Sowetan, Cape Times, business circles, majority government, independent radio stations
South Africa has a sophisticated communications network, although it is not equally accessible to all people. Radio ownership is, however, almost universal. The South African Broadcasting Corporation (SABC) provides 23 radio services for national and regional audiences and specific language groups. Some 14 million listeners tune in daily to these services. There are also two independent radio stations.
The SABC offers three television channels in 11 languages. There are 134 licensed television sets for every 1,000 people in South Africa, and the daily audience is about 11 million, about one-quarter of the population. The majority of African households do not have television, although it is widely watched in bars. The SABC was subject to close government control under apartheid, but now reflects a wider spectrum of political views. The government is much less intrusive in the media than during the apartheid years. The emphasis is on the rights of the individual rather than the protection of community norms and standards.

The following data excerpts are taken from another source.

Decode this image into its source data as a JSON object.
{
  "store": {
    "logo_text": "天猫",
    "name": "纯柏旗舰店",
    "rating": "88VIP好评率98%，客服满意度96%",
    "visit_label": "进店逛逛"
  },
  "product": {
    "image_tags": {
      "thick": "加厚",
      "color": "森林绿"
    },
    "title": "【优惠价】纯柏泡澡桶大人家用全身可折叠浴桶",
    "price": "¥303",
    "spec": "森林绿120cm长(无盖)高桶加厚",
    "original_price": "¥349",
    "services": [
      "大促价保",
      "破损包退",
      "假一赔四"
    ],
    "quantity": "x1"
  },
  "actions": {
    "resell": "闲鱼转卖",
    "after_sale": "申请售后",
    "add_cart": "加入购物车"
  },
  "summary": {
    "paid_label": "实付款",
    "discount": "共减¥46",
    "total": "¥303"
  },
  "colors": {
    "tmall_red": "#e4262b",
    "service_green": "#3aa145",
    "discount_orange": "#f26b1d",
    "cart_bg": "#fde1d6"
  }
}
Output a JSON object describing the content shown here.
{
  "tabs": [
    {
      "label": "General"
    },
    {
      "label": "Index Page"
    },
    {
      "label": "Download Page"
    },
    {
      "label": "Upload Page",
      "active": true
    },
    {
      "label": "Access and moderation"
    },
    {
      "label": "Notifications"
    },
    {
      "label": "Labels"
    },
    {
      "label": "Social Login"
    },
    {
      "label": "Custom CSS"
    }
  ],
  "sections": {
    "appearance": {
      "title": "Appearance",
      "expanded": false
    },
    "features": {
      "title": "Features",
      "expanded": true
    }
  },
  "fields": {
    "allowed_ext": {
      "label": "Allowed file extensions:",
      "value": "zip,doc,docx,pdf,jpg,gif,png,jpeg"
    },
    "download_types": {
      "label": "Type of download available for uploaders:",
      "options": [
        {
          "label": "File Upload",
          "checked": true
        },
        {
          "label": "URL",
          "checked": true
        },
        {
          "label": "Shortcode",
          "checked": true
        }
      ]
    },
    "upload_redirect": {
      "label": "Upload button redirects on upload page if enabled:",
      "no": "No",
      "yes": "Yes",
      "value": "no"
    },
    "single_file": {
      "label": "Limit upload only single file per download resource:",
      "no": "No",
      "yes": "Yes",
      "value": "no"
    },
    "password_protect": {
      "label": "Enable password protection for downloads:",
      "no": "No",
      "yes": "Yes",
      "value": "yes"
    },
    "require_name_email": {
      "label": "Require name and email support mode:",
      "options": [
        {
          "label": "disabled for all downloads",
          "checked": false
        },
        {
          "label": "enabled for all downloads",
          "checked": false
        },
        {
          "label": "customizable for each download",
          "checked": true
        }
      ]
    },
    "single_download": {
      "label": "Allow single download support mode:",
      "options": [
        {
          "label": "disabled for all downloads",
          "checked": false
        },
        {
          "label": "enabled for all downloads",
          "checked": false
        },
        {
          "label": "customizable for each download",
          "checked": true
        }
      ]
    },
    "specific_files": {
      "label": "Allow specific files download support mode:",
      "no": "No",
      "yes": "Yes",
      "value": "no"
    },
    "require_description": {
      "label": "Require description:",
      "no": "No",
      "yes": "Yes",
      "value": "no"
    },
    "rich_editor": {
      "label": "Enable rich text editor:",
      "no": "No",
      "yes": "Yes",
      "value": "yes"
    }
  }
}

There are 17 daily and 12 weekly newspapers. Their political allegiances are less narrowly defined than in the apartheid era, with even the more conservative papers giving at least critical support to the country’s first majority government. Most of the papers are published in English. Only three Sunday papers—the Sunday Times, Rapport (published in Afrikaans), and the Sunday Independent are truly national in circulation. All three are published in Johannesburg. The Sunday Tribune, published in Durban, and the City Press, published in Johannesburg, are also important. Regional dailies are published in all major cities. In Johannesburg those with the largest circulation include the Sowetan, targeted at black readers, along with The Star and The Citizen. Die Burger, an Afrikaans paper, and two English papers, The Argus and the Cape Times, are published in Cape Town. The Daily News is published in Durban. Smaller influential papers include the daily Business Day, the weekly Financial Mail, and the relatively left-wing weekly, Mail and Guardian, all published in Johannesburg.
South Africa has two-fifths of the telephone lines in Africa, with 114 lines for every 1,000 inhabitants. Telkom Ltd., a telecommunications company, is South Africa’s second largest industrial company, currently state-owned. Electronic mail and the Internet are widely used in business circles, and Telkom has entered the market as an Internet service provider.